Core Technical Methods of ProbeLogits

Technical Principles

For a given prompt, the model outputs a logit vector. For binary classification, compute the constrained softmax of the "Yes" and "No" tokens: P(Yes)=exp(logit_Yes)/(exp(logit_Yes)+exp(logit_No)), which only requires one forward pass and no text generation or parsing.

Three Kernel Primitives

  1. probe_yes_no: Binary classification for security judgment, returns category and confidence (0.5-1.0);
  2. probe_classify: N-way classification, labels correspond to a single token in the vocabulary;
  3. text_to_id: Converts text to token ID, implemented with BTreeMap for O(log|V|) lookup.
4

Section 04

Performance and Policy Adjustment

Performance and Policy Adjustment

Benchmark Test Results

  • OS action classification: 260-prompt benchmark (9 categories including adversarial attacks), 7B model (4-bit quantization) achieves F1=0.980, precision=1.000, recall=0.960 with zero learning parameters;
  • ToxicChat detection: 1000 real conversation dataset, F1=0.790 at α=1.0, improved to 0.837 at α=0.5 (reaching 89% of Llama Guard3's performance);
  • Latency comparison: Traditional methods take 650ms, ProbeLogits only takes 65ms (7B model), reducing latency by 10 times.

Calibration Strength α

α is a deployment policy adjustment knob: Strict policy (α≥0.8) maximizes recall (suitable for privileged operations), loose policy (α=0.5) maximizes precision (suitable for dialogue agents).
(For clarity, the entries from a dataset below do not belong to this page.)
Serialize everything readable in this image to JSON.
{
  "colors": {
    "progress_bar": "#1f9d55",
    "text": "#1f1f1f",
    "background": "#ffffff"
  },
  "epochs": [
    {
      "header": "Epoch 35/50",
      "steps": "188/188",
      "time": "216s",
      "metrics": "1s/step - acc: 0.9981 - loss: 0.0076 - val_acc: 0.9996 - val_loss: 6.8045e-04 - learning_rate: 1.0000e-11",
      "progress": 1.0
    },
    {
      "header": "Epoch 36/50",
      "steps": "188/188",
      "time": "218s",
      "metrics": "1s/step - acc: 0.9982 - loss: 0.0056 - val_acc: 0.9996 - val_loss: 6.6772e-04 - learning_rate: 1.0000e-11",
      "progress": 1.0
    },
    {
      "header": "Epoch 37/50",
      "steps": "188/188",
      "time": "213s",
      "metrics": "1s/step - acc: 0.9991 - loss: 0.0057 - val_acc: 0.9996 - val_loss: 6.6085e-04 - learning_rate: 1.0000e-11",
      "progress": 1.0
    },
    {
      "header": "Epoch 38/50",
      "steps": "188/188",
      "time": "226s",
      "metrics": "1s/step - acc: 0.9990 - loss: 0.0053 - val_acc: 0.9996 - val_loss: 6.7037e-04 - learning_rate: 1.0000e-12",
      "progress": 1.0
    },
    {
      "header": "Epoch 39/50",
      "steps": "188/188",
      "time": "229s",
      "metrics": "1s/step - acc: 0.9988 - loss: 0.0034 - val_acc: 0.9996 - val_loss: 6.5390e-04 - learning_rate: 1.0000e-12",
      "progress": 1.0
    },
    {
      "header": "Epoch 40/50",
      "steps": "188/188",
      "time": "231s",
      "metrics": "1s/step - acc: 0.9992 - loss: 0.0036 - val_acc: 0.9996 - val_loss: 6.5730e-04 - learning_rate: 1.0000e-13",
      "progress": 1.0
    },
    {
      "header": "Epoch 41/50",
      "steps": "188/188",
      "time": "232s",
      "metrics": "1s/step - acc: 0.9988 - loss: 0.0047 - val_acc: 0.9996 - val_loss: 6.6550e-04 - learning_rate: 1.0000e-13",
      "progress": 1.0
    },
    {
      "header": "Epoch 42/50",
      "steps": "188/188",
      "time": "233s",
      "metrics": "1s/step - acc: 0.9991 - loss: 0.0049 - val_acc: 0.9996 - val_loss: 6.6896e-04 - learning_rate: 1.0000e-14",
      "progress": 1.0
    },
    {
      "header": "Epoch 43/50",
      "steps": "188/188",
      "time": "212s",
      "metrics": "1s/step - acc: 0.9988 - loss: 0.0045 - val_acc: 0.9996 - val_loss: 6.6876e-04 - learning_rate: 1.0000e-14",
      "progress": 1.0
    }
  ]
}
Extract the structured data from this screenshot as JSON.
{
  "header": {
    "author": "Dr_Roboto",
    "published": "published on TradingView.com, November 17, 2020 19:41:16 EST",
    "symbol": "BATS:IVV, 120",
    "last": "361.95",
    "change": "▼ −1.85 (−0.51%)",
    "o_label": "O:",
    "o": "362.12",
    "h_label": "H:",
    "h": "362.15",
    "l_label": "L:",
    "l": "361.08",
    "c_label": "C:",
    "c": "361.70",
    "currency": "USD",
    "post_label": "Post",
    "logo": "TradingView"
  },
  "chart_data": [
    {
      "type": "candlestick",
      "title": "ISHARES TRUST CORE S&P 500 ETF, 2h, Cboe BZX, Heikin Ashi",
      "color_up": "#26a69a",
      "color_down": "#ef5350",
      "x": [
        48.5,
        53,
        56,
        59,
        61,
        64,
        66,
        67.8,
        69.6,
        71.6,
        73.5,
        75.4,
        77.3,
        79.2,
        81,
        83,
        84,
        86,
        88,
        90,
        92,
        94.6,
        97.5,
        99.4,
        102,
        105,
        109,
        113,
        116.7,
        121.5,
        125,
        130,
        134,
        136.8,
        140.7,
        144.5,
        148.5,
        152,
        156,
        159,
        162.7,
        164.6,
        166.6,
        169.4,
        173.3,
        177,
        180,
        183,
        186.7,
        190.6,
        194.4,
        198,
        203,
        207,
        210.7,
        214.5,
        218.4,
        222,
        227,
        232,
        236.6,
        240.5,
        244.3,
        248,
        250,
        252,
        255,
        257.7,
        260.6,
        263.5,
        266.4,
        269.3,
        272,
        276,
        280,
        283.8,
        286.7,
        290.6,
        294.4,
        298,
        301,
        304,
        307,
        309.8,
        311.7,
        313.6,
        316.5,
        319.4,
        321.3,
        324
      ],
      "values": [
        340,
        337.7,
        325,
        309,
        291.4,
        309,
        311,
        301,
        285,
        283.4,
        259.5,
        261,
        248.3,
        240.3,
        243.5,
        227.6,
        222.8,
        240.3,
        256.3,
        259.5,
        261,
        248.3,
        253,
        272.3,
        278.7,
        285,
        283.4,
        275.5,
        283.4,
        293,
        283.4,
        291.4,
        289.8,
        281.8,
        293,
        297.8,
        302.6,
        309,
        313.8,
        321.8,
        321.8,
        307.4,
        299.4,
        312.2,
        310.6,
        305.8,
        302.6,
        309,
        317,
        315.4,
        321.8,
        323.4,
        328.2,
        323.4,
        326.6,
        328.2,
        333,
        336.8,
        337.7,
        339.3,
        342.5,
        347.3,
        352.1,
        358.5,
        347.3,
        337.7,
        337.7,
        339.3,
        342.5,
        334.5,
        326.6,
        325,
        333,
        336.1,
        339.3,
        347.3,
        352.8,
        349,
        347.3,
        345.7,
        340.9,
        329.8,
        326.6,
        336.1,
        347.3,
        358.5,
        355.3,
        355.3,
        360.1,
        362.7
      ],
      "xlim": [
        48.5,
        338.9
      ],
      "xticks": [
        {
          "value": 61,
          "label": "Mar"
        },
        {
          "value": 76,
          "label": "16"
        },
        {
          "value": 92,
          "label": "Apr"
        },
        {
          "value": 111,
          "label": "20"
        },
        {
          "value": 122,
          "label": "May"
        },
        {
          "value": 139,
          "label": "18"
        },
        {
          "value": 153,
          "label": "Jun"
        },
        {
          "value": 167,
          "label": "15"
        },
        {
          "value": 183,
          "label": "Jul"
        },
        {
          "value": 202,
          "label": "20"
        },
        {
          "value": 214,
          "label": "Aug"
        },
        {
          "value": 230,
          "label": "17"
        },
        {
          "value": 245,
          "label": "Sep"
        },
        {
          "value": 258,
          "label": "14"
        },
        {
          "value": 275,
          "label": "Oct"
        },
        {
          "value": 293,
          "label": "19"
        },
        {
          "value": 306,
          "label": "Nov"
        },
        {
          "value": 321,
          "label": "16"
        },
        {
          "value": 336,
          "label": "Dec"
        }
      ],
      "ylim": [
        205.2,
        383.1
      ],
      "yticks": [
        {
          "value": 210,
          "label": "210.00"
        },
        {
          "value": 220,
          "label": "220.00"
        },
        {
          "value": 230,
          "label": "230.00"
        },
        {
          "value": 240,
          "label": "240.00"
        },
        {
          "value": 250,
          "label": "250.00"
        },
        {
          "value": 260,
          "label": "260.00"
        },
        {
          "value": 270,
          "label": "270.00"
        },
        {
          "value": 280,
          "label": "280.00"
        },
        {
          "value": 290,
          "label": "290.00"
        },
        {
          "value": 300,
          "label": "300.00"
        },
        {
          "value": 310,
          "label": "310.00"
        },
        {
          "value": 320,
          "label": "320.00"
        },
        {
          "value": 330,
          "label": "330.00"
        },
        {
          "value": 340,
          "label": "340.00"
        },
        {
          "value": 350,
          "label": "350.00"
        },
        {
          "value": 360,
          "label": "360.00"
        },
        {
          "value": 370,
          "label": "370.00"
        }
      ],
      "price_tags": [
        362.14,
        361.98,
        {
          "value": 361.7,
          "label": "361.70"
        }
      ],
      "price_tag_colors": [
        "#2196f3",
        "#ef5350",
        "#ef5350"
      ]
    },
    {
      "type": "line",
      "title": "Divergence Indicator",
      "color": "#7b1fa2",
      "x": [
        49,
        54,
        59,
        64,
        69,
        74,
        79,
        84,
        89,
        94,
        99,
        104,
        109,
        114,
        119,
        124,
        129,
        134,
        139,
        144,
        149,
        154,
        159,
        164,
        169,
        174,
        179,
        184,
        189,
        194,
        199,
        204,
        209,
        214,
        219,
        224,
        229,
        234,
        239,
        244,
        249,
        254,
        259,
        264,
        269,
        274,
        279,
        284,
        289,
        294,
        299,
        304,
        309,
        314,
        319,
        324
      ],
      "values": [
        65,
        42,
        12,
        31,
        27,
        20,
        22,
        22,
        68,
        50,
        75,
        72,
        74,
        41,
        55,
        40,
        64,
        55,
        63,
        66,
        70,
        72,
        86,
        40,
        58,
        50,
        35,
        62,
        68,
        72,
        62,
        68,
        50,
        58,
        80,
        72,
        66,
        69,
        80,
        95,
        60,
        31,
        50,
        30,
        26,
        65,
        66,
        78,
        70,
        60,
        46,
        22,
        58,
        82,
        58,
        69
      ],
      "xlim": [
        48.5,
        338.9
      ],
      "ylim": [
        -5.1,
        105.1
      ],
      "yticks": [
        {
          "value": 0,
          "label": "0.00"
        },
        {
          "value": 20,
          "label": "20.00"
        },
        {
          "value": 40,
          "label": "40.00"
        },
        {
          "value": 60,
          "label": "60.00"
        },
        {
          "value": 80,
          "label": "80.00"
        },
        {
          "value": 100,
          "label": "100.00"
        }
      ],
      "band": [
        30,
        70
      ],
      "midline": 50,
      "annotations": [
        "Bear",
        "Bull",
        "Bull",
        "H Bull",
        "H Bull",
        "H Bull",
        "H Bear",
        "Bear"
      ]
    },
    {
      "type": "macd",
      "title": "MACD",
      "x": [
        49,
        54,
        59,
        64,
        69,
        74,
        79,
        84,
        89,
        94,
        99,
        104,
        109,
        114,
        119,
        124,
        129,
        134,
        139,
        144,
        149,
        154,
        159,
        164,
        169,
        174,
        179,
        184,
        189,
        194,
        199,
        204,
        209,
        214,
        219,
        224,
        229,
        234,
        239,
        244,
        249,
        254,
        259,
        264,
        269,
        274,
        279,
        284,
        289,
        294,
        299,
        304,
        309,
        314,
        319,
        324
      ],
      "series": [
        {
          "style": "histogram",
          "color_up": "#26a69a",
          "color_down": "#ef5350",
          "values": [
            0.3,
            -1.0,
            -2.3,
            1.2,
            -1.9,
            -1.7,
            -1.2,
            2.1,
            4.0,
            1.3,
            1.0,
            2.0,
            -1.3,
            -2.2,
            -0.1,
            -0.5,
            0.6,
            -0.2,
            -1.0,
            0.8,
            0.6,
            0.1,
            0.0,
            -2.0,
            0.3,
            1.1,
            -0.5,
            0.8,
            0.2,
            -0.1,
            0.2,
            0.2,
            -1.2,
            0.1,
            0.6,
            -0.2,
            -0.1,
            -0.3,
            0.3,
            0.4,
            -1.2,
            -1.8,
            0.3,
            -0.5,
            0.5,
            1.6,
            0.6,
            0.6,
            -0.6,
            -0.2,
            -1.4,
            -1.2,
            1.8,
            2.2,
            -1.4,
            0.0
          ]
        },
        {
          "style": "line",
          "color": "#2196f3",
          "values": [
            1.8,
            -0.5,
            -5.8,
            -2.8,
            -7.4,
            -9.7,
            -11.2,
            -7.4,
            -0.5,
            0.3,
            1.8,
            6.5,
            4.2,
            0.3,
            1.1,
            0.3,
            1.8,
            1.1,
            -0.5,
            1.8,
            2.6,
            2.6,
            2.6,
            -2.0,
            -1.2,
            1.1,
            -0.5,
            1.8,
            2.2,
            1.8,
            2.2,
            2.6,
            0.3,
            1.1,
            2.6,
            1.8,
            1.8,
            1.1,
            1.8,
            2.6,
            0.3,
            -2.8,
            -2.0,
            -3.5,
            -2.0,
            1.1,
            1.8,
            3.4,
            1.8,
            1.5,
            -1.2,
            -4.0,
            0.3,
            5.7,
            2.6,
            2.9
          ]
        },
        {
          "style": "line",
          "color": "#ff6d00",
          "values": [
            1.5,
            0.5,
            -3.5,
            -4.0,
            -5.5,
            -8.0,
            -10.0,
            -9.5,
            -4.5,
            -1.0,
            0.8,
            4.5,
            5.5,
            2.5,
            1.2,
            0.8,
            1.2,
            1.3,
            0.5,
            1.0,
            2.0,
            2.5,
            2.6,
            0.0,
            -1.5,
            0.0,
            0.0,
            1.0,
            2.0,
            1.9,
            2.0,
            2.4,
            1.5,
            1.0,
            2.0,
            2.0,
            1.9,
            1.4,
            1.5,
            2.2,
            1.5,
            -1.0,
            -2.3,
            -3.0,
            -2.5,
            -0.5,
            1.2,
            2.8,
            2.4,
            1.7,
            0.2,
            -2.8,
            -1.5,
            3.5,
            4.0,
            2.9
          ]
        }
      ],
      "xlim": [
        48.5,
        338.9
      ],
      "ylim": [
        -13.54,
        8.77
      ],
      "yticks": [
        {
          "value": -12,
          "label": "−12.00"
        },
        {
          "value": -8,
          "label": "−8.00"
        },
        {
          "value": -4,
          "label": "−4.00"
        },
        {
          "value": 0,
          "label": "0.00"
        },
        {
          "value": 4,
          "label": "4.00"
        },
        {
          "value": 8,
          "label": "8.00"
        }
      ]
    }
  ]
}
Contextual calibration increases accuracy from 64.8% to 97.3%.

5

Section 05

Kernel-Level Security and Robustness Guarantees

Kernel-Level Security and Robustness Guarantees

Kernel-Level Enforcement

In Anima OS (a bare-metal x86_64 system written in Rust), agent actions must be executed through kernel-mediated host functions. ProbeLogits checks run under the WASM sandbox boundary; even if a malicious agent escapes the sandbox, it cannot bypass the checks.

Robustness Guarantees

  1. No parsing failure: Output is a floating-point probability in [0,1], no need to parse text;
  2. Bounded confidence: Binary classification confidence ranges from 0.5 to 1.0, N-way classification is 1/N;
  3. Graceful degradation: When the model is uncertain, confidence approaches 0.5/1/N; models can be upgraded or manual judgment applied;
  4. Numerical stability: Log-sum-exp prevents overflow, uniform fallback prevents division by zero, f64 accumulation prevents precision loss.
6

Section 06

Implementation and Future Outlook

Implementation and Future Outlook

Implementation Status

ProbeLogits is fully implemented in Anima OS: SmolLM2-135M achieves 1666 tokens/second (1.39 times faster than llama.cpp), Qwen2.5-7B achieves 15 tokens/second (on par with llama.cpp when DDR5 is saturated); Classification cost: 135M model takes 0.6ms, 7B model takes 65ms, supporting real-time governance.

Significance and Outlook

ProbeLogits realizes a paradigm shift in AI security architecture: from application layer to kernel layer, from text generation to direct signal reading, from probabilistic detection to structural enforcement. It proves that OS can directly understand and govern the internal state of AI workloads, providing a technical path for AI-native OS. It may become a standard OS configuration in the future.